The Shadow Knows
- First edition cover
- Author: Diane Johnson
- Language: English
- Genre: Psychological horror, thriller
- Publisher: Alfred A. Knopf
- Publication date: January 1, 1974
- Publication place: United States
- Media type: Print (Hardback)
- Pages: 277 pp
- ISBN: 039448035X
- OCLC: 37705298

= The Shadow Knows =

1974 novel by Diane Johnson

The Shadow Knows is a 1974 psychological horror novel by Diane Johnson. It is told from the point of view of a young divorced woman, who soon discovers that she is stalked by the mysterious person.

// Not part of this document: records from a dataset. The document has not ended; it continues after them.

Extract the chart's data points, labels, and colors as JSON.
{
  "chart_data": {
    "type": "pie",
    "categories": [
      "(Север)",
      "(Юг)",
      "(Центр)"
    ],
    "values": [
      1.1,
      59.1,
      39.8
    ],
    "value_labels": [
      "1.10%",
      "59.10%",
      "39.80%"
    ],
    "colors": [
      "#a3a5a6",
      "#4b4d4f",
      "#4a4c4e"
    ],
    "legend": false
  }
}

The novel caught the attention of film director Stanley Kubrick, who was so impressed with the novel that he offered Johnson a job as a co-writer on the 1980 film The Shining. At one point before filming The Shining, Kubrick had also considered filming The Shadow Knows.

== Plot ==
The main character of the story is a young divorced woman and mother of four children, who lives in Sacramento, California. After going through a tough ordeal with her ex-husband, she tries to get a graduate degree to improve her family's quality of life, until new problems begin to arise: her door has been hacked with an axe, a strangled cat is found outside her apartment, and there are disturbing phone calls every day. Someone unknown has targeted her - perhaps even to kill her - and she begins her own detective work to find out who is stalking her.

== Reception ==
Karyl Roosevelt from The New York Times says that the author of three previous novels and a well-received biography introduces even more exciting elements in The Shadow Knows, but she says Johnson doesn't bring up enough in her work: "Her book conceals more than it reveals - I suspect because she doesn't know the necessary answers herself."